AI in medical imaging has the potential to break new ground in disease diagnosis as well as patient preparation and monitoring.
FREMONT, CA :Researchers are discovering new ways to improve diagnosis and recovery planning as medical imaging advances. The application of artificial intelligence to medical imaging is one of the most promising fields of research currently underway. Artificial intelligence (AI) is the ability of software or machines to mimic human cognitive thought. As a result, they can assist in problem-solving activities. AI in medical imaging has the potential to break new ground in disease diagnosis as well as patient preparation and monitoring. Here are a few examples of AI in medical imaging:
Identifying Slices of Interest: Since each slice is just a few millimeters long, a single CT or MRI scan of a patient will produce hundreds of images. Going through an individual slice to look for anomalies will take a long time for the radiologist. AI will sift through all of the slices and choose only the important ones to the radiologist.
Retrieving Old Records: AI can go through databases to fetch older images from patients’ health records. These photos can be used to compare to any recent images. This can be used to track disease development or to measure drug efficacy.
Detecting Finer Abnormalities: Minimal color or contrast variations can be undetectable to the naked eye.

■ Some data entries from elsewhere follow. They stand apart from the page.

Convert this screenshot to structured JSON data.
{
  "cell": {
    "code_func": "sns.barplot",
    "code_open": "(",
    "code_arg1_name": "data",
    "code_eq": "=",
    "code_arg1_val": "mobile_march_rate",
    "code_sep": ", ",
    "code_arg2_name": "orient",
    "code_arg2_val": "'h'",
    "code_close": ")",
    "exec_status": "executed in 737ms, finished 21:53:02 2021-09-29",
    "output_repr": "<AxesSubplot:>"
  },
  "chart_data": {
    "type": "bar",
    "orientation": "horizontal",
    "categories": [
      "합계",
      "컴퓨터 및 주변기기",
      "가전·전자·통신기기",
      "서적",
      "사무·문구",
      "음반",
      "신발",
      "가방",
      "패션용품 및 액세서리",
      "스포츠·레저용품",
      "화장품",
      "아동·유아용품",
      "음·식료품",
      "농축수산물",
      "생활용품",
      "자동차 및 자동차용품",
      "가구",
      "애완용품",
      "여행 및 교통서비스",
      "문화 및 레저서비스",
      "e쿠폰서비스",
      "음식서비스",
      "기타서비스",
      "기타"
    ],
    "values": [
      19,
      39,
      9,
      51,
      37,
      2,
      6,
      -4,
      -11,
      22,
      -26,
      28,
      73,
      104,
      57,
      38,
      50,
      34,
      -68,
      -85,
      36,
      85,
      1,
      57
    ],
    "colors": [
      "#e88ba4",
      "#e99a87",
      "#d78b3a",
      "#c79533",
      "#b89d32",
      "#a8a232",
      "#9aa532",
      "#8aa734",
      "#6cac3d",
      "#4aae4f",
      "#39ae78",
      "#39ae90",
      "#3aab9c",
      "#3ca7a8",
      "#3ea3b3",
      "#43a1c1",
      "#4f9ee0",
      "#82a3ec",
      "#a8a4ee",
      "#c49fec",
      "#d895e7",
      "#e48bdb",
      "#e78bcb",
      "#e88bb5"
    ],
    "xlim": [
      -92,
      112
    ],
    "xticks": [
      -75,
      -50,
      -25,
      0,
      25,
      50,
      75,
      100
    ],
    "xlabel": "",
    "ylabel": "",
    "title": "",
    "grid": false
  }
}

On the other hand, these variations may indicate the onset of invasive disease at an early stage. AI can detect even minute variations, assisting in diagnostic precision that is impossible to achieve by manual means.
Large Scale Screening: A new application of AI in medical imaging is large-scale medical screening. A newly developed intelligence-based framework for screening medical images through multiple hospital databases has been developed. The AI was programmed to recognize large vessel obstruction, which is a precursor to a stroke. If all goes well, the app will send a priority message to the patient and the stroke specialist. It would shorten the time between diagnosis and care, potentially improving patient outcomes.
Preparing Diagnostic Reports: AI will be able to convert color and contrast abnormalities into real diagnostic findings. This could be accomplished by feeding data from previous case reports. AI can also be used to produce imaging reports based on diagnostic data.